Musicians he has worked with include Martial Solal, René Urtreger, Michel Legrand, Daniel Humair, Henri Texier, Richard Galliano, the collective Zhivaro, André Ceccarelli, Aldo Romano, Pierre de Bethmann, Michel Marre, Maurice Vander, Gérard Badini, the ensemble Océan, Moutin Réunion, Patrice Caratini, Andy Emler, Franck Amsallem, Ivan Paduart, Gordon Beck, Alain Jean-Marie, Bojan Z, Billy Hart, Jean-Michel Pilc, Emmanuel Bex, Sylvain Luc, Stéphane Huchard, Éric Le Lann, Baptiste Trotignon, Minino Garay, and Jean Pierre Como.

==Discography==
- 1991 : Parcours, Quintet des frères Moutin (Blue Line) - with Louis and François Moutin, Marianne and Simon Spang-Hanssen.
- 1993 : Impro Primo (RDC Records) - Sylvain Beuf Quartet with Bojan Z, Christophe Wallemme and Stéphane Huchard
- 1999 : La danse des internotes (RDC Records) - Sylvain Beuf Quintet with Manuel Rocheman, Christophe François Verly and Jean-Pierre Arnaud
- 2001 : Soul Notes (Naïve) - Sylvain Beuf Quintet and Manuel Rocheman, Christophe Wallemme, François Verly and Laurent Robin
- 2001 : Sylvain Beuf Trio (Naïve) with Diégo Imbert and Franck Agulhon
- 2004 : Octovoice (Naïve) with E Bex, L Moutin, Th Peala, L Saltiel, L Littardi, V Puesh, B Jacquot.
- 2004 : Trio Expérience (RCD) with F Agulhon and D Imbert
- 2007 : Mondes parallèles with Franck Agulhon, Damien Argentieri, André Ceccarelli, Frédéric Delestré, Diego Imbert, Denis Leloup, Laura Littardi, Michel Perez, Jérôme Regard
- 2010 : Joy (Such Prod/Harmonia Mundi) with Franck Agulhon (d), Diego Imbert (b), Pierrick Pedron (as), Denis Leloup (tb) and Jean-Yves Jung (p), live at Jazz Club de Dunkerque.

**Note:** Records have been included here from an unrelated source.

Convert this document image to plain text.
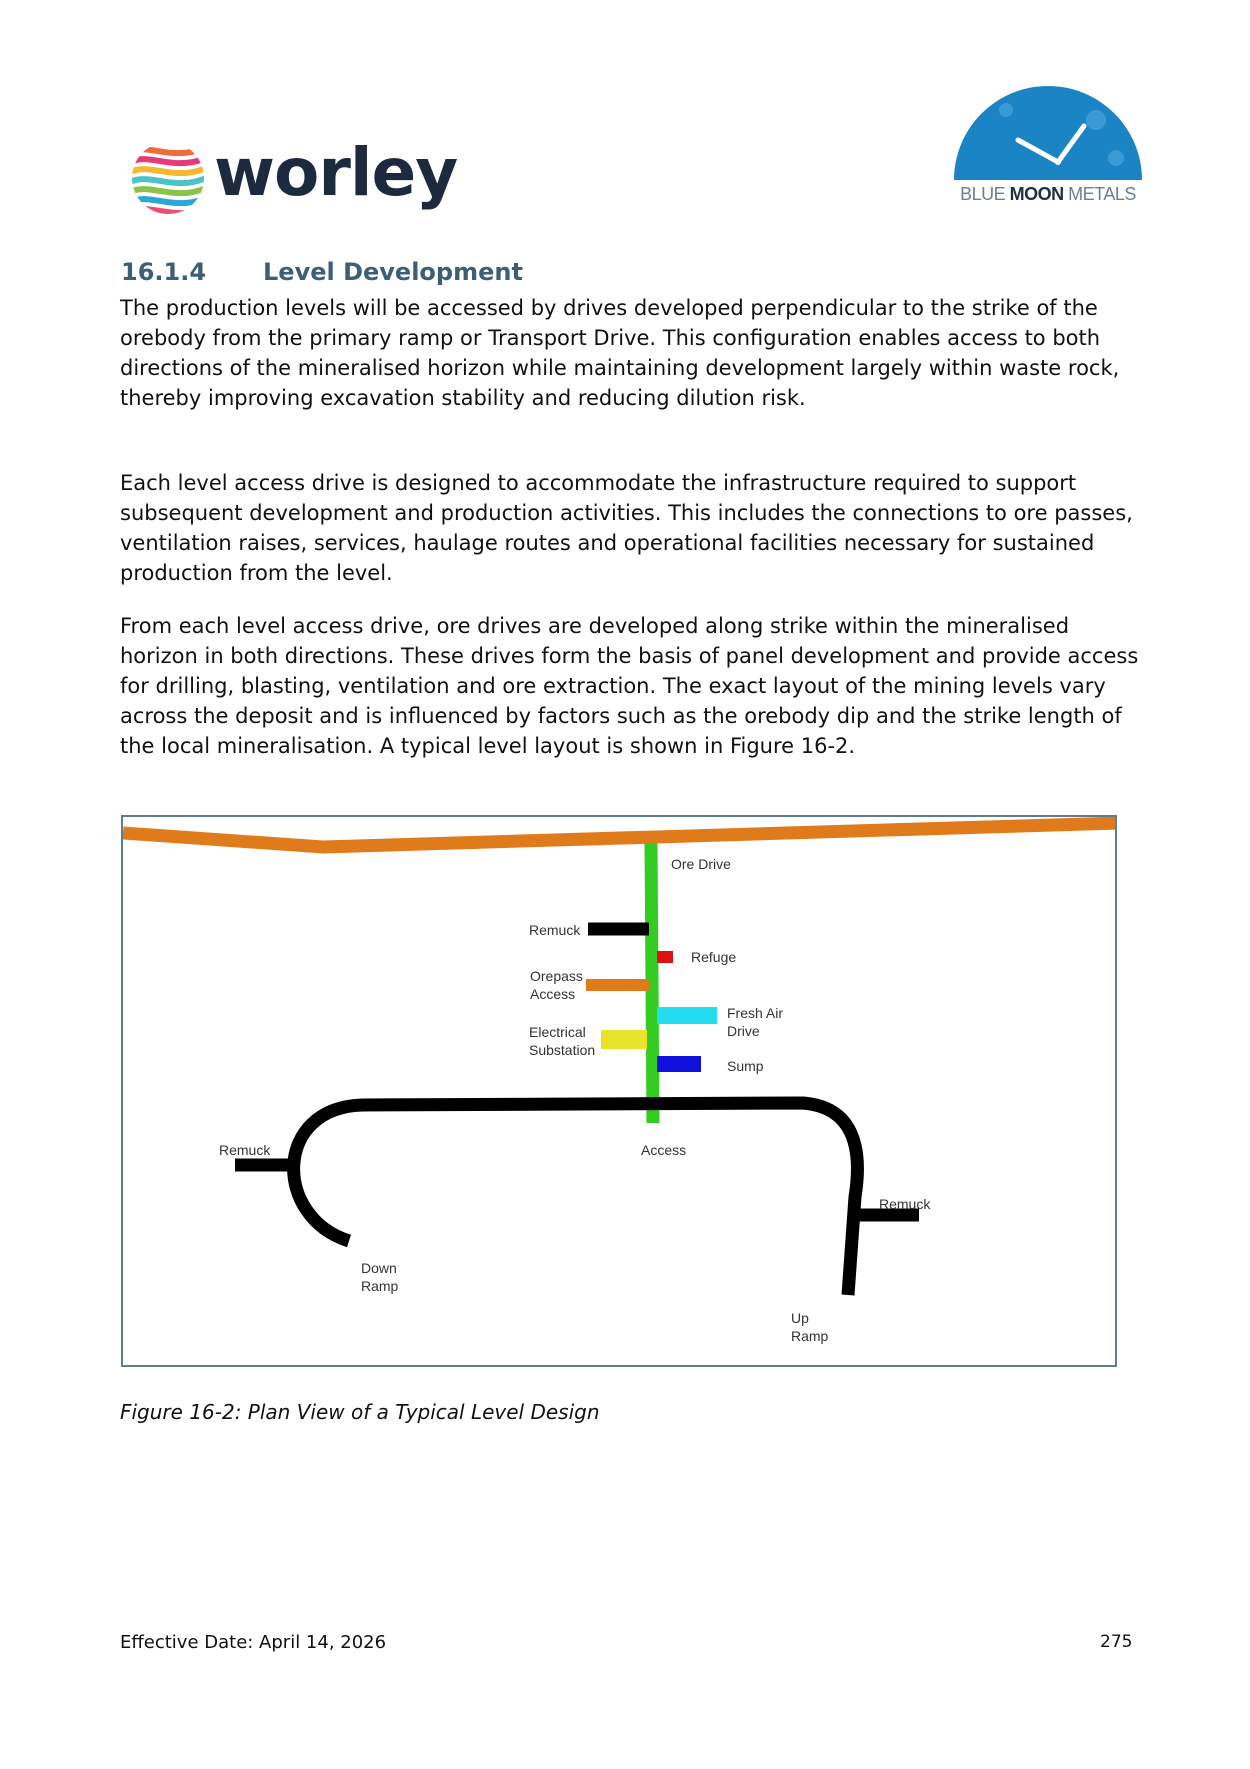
worley	BLUE MOON METALS
16.1.4 Level Development

The production levels will be accessed by drives developed perpendicular to the strike of the orebody from the primary ramp or Transport Drive. This configuration enables access to both directions of the mineralised horizon while maintaining development largely within waste rock, thereby improving excavation stability and reducing dilution risk.

Each level access drive is designed to accommodate the infrastructure required to support subsequent development and production activities. This includes the connections to ore passes, ventilation raises, services, haulage routes and operational facilities necessary for sustained production from the level.

From each level access drive, ore drives are developed along strike within the mineralised horizon in both directions. These drives form the basis of panel development and provide access for drilling, blasting, ventilation and ore extraction. The exact layout of the mining levels vary across the deposit and is influenced by factors such as the orebody dip and the strike length of the local mineralisation. A typical level layout is shown in Figure 16-2.

Ore Drive
Remuck
Refuge
Orepass
Access
Fresh Air
Drive
Electrical
Substation
Sump
Access
Remuck
Down
Ramp
Remuck
Up
Ramp
Figure 16-2: Plan View of a Typical Level Design
Effective Date: April 14, 2026	275
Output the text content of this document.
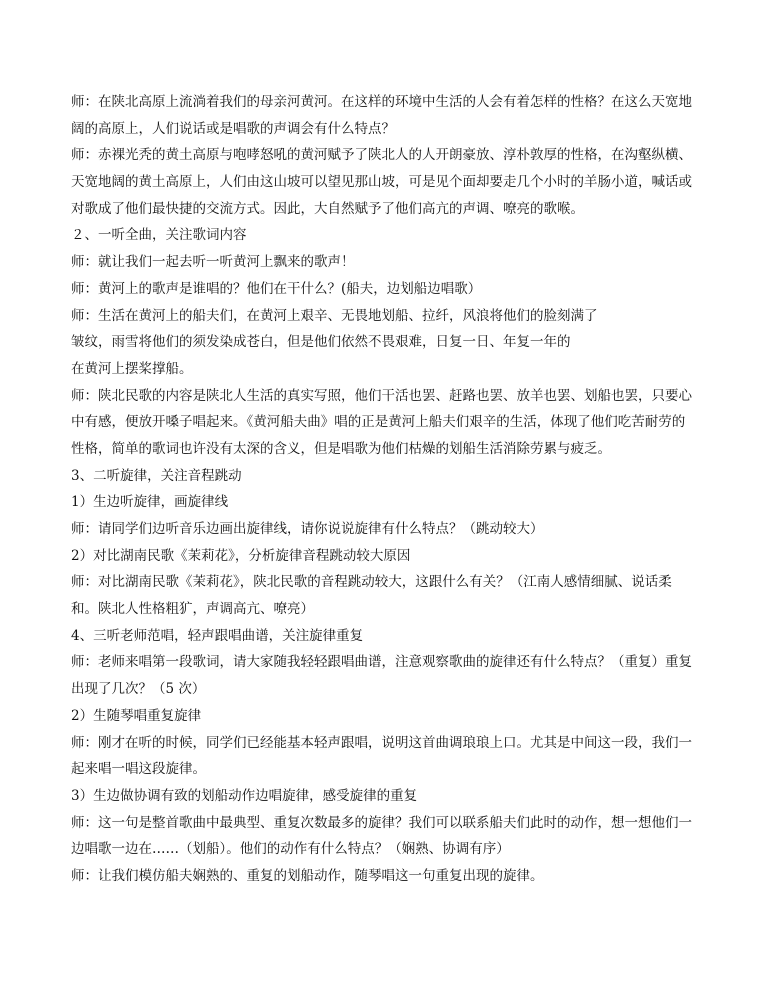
师：在陕北高原上流淌着我们的母亲河黄河。在这样的环境中生活的人会有着怎样的性格？在这么天宽地
阔的高原上，人们说话或是唱歌的声调会有什么特点？
师：赤裸光秃的黄土高原与咆哮怒吼的黄河赋予了陕北人的人开朗豪放、淳朴敦厚的性格，在沟壑纵横、
天宽地阔的黄土高原上，人们由这山坡可以望见那山坡，可是见个面却要走几个小时的羊肠小道，喊话或
对歌成了他们最快捷的交流方式。因此，大自然赋予了他们高亢的声调、嘹亮的歌喉。
２、一听全曲，关注歌词内容
师：就让我们一起去听一听黄河上飘来的歌声！
师：黄河上的歌声是谁唱的？他们在干什么？(船夫，边划船边唱歌）
师：生活在黄河上的船夫们，在黄河上艰辛、无畏地划船、拉纤，风浪将他们的脸刻满了
皱纹，雨雪将他们的须发染成苍白，但是他们依然不畏艰难，日复一日、年复一年的
在黄河上摆桨撑船。
师：陕北民歌的内容是陕北人生活的真实写照，他们干活也罢、赶路也罢、放羊也罢、划船也罢，只要心
中有感，便放开嗓子唱起来。《黄河船夫曲》唱的正是黄河上船夫们艰辛的生活，体现了他们吃苦耐劳的
性格，简单的歌词也许没有太深的含义，但是唱歌为他们枯燥的划船生活消除劳累与疲乏。
3、二听旋律，关注音程跳动
1）生边听旋律，画旋律线
师：请同学们边听音乐边画出旋律线，请你说说旋律有什么特点？（跳动较大）
2）对比湖南民歌《茉莉花》，分析旋律音程跳动较大原因
师：对比湖南民歌《茉莉花》，陕北民歌的音程跳动较大，这跟什么有关？（江南人感情细腻、说话柔
和。陕北人性格粗犷，声调高亢、嘹亮）
4、三听老师范唱，轻声跟唱曲谱，关注旋律重复
师：老师来唱第一段歌词，请大家随我轻轻跟唱曲谱，注意观察歌曲的旋律还有什么特点？（重复）重复
出现了几次？（5 次）
2）生随琴唱重复旋律
师：刚才在听的时候，同学们已经能基本轻声跟唱，说明这首曲调琅琅上口。尤其是中间这一段，我们一
起来唱一唱这段旋律。
3）生边做协调有致的划船动作边唱旋律，感受旋律的重复
师：这一句是整首歌曲中最典型、重复次数最多的旋律？我们可以联系船夫们此时的动作，想一想他们一
边唱歌一边在……（划船）。他们的动作有什么特点？（娴熟、协调有序）
师：让我们模仿船夫娴熟的、重复的划船动作，随琴唱这一句重复出现的旋律。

- 2012 : Electric Excentric (Such Prod/Harmonia Mundi) with Manu Codjia, Philippe Bussonnet, Julien Charlet, Alex Tassel, Nicolas Folmer, Thomas Guei and Thomas Beuf
- 2015 : Plénitud (Impro Primo Records/Socadisc) with Manu Codjia, Philippe Bussonnet, Julien Charlet and Laurent Coulondre.